I'm using Elastic Cloud (ES 5.4.2) and the Python client. We currently have about ~30M documents in our 1 node cluster across 17 indices and 81 shards. No memory pressure issues. I've been writing a Django front-end for our application. Everything was going great until I took a break and returned to find that the first search for each page load is taking about 30 seconds to complete. Subsequent searches on the same page load perform normally, including searches on different indices.
This is true even if the first search is extremely simple. In fact, it's true even if the first search has a syntax error! I can replicate the behavior in a test script running outside the Django environment:
# create connection
es = create_es_connection(args.credentials, args.environment)
print "start", datetime.now()
es.get(index='index-name', doc_type='type-name', id=1221)
print "1221", datetime.now()
es.get(index='index-name', doc_type='type-name', id=1222)
print "1222", datetime.now()
es = create_es_connection(args.credentials, args.environment)
print "start", datetime.now()
es.get(index='index-name', doc_type='type-name', id=1221)
print "1221", datetime.now()
es.get(index='index-name', doc_type='type-name', id=1222)

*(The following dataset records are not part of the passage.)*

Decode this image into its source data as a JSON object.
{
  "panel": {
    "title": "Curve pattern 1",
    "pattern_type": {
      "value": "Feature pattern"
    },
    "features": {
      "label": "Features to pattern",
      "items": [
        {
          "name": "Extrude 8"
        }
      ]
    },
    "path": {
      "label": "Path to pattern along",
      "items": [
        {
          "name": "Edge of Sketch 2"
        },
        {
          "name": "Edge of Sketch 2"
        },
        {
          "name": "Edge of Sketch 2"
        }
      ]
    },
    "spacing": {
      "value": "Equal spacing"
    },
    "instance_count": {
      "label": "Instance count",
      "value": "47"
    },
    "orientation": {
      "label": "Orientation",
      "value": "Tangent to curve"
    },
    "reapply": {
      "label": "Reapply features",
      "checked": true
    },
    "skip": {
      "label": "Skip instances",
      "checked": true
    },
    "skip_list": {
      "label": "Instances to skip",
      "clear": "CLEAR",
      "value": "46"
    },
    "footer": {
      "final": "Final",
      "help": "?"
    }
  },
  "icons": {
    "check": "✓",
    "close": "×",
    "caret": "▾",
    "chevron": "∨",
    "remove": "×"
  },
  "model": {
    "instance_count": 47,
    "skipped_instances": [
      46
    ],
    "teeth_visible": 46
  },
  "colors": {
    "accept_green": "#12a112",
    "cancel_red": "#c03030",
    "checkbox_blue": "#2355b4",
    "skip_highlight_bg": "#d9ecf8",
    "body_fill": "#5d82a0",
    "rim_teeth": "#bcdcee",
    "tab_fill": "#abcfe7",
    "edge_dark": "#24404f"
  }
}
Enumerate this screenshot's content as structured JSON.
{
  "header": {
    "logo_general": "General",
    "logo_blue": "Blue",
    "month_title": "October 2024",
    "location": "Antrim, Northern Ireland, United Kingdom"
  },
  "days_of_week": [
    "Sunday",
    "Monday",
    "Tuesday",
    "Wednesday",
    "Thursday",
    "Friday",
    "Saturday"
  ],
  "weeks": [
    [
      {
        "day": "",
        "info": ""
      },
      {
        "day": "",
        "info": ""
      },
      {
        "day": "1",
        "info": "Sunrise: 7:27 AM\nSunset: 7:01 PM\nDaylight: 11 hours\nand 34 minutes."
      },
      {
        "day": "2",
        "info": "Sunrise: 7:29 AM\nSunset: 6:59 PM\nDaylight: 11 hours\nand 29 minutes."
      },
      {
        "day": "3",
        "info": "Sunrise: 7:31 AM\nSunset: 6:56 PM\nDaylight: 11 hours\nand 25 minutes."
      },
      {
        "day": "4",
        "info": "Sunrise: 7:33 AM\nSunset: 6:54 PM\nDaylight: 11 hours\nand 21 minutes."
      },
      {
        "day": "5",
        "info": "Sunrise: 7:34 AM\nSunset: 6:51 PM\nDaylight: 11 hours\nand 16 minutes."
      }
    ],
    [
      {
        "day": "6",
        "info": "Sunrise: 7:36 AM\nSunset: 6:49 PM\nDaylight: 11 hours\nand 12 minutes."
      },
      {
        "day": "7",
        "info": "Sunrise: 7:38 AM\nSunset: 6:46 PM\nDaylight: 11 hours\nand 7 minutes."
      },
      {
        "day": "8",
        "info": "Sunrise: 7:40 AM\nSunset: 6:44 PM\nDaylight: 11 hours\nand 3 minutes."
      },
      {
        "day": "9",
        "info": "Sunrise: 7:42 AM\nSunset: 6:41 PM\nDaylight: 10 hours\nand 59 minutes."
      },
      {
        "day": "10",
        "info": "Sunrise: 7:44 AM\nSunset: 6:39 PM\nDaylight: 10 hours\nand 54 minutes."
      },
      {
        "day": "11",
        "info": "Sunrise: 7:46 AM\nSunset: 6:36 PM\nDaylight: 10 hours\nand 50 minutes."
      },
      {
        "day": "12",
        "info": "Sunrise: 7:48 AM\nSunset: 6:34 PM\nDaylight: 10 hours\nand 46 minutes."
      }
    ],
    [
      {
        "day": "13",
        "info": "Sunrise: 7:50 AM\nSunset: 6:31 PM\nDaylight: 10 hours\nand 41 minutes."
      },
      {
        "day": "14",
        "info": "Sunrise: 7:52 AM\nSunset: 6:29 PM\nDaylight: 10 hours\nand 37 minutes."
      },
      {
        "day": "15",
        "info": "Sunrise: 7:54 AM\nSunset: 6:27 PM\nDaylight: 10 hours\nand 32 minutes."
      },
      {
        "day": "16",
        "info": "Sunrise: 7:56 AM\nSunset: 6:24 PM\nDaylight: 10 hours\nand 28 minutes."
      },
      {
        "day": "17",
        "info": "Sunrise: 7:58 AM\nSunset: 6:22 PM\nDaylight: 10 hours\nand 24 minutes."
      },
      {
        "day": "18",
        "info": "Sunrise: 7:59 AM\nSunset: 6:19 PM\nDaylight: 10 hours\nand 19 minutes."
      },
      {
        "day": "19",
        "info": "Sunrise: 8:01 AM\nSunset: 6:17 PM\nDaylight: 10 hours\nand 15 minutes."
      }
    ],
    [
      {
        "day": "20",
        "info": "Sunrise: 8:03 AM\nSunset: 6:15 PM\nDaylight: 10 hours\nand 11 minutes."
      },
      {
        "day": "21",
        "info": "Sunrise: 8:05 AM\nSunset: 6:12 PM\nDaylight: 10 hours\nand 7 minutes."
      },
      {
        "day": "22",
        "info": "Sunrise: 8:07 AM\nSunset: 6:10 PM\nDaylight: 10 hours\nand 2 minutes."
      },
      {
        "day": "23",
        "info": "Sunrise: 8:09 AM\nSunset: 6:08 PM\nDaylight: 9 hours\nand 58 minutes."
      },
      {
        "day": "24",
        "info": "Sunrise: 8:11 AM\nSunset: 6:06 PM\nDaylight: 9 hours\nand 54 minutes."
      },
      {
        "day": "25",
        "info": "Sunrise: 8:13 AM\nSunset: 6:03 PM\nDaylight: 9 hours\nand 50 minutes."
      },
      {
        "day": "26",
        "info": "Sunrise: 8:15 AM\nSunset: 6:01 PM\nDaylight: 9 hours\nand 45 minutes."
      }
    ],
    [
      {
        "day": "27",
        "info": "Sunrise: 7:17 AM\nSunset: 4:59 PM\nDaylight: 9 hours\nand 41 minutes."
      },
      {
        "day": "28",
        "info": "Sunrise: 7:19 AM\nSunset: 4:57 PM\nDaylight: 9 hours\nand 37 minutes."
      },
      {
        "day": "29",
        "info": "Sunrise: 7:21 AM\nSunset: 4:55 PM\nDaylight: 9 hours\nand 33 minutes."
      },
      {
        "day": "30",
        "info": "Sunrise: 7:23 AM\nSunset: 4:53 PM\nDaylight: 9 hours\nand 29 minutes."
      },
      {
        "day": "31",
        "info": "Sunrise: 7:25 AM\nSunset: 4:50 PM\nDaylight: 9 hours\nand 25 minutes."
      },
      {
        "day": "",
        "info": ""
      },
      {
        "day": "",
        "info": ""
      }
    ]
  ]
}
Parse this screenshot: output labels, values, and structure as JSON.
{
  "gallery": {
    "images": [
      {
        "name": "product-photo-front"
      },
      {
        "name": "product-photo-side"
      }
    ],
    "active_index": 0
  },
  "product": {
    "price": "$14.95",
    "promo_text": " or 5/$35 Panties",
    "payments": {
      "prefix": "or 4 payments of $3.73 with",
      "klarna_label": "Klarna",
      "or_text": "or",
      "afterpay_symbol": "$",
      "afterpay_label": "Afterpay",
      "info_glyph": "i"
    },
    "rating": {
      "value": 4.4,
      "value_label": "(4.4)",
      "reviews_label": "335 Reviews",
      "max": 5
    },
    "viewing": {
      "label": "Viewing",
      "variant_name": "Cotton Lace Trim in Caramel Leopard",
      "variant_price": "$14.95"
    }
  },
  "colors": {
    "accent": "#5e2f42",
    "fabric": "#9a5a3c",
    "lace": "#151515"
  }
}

print "1222", datetime.now()
In each case the first search takes 25-35 seconds. The second search is nearly instantaneous, as expected. Additional searches, more complex searches, searches of other indices, and waiting several seconds between searches all produce identical results. It's always the first search that is the problem. Again, this is true even if the first search actually produces a syntax error.
What might have caused this behavior and how can I prevent it?